By ANNE GEARAN, AP National Security Writer Anne Gearan, Ap National Security Writer 50 mins ago
WASHINGTON – Iraq's prime minister left the door open Thursday to the continued presence of U.S. forces in Iraq beyond the date both countries have set as a firm deadline for the last American soldiers to leave.
Although Iraqi Prime Minister Nouri al-Maliki said an agreement reached last year would end U.S. military involvement in Iraq in 2011, he suggested that agreement could be reconsidered.
"Nevertheless, if the Iraqi forces required further training and further support, we shall examine this then at that time, based on the needs of Iraq," al-Maliki told a Washington audience.
"I am sure that the prospects and the ... desire of such cooperation is found among both parties," al-Maliki said, according to an interpreter's translation of his remarks in Arabic.
Iraqi and U.S. leaders have repeatedly said the deadline of Dec. 31, 2011, will not change.
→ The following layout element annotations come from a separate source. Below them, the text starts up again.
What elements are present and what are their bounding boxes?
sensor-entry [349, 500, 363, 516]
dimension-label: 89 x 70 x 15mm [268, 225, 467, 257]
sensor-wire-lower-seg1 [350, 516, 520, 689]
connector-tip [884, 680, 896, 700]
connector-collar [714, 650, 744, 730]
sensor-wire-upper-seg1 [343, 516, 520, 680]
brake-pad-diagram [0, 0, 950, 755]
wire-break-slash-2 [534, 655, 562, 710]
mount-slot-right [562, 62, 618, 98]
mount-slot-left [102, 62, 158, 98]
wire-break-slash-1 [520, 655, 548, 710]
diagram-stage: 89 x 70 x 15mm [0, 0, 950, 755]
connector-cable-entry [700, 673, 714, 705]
President Barack Obama repeated the commitment to leave by that date when al-Maliki visited the White House on Wednesday.
The deadline agreement, reached after months of wrangling, mandated the U.S. handover last month of security control of Iraq's cities and said all U.S. forces will quit the country by 2012.
Obama has also set a deadline of August 2010 to remove U.S. combat forces, meaning that in theory those remaining into 2011 would be trainers, advisers, support personnel and so forth.
Privately, many U.S. military officers have said they anticipate a need for that kind of support for Iraq's armed forces for several years to come, although it is not clear that Iraq would accept the help.
More than 130,000 American troops remain in the country, and many Iraqis are eager to see them leave. Ahead of national elections next year, al-Maliki is portraying himself as the leader who defeated terrorism and ended the U.S. occupation.
Al-Maliki declared a national holiday on June 30, the day U.S. forces withdrew from full-time presence in the cities, saying the U.S. departure will "bolster Iraq's security" and show the world that Iraqis can manage their own affairs.
On Thursday, al-Maliki said divisions between the Kurds in Iraq's north and the rest of the country are one of the most dangerous challenges facing his country. The Kurdish region is locked in an increasingly bitter dispute with the central government over oil-rich land.
Speaking at the United States Institute of Peace, al-Maliki said he is committed to political pluralism. Al-Maliki, who has been accused of trying to gain political capital by playing up sectarian divisions, says his Shiite-led government is working hard to unite the country.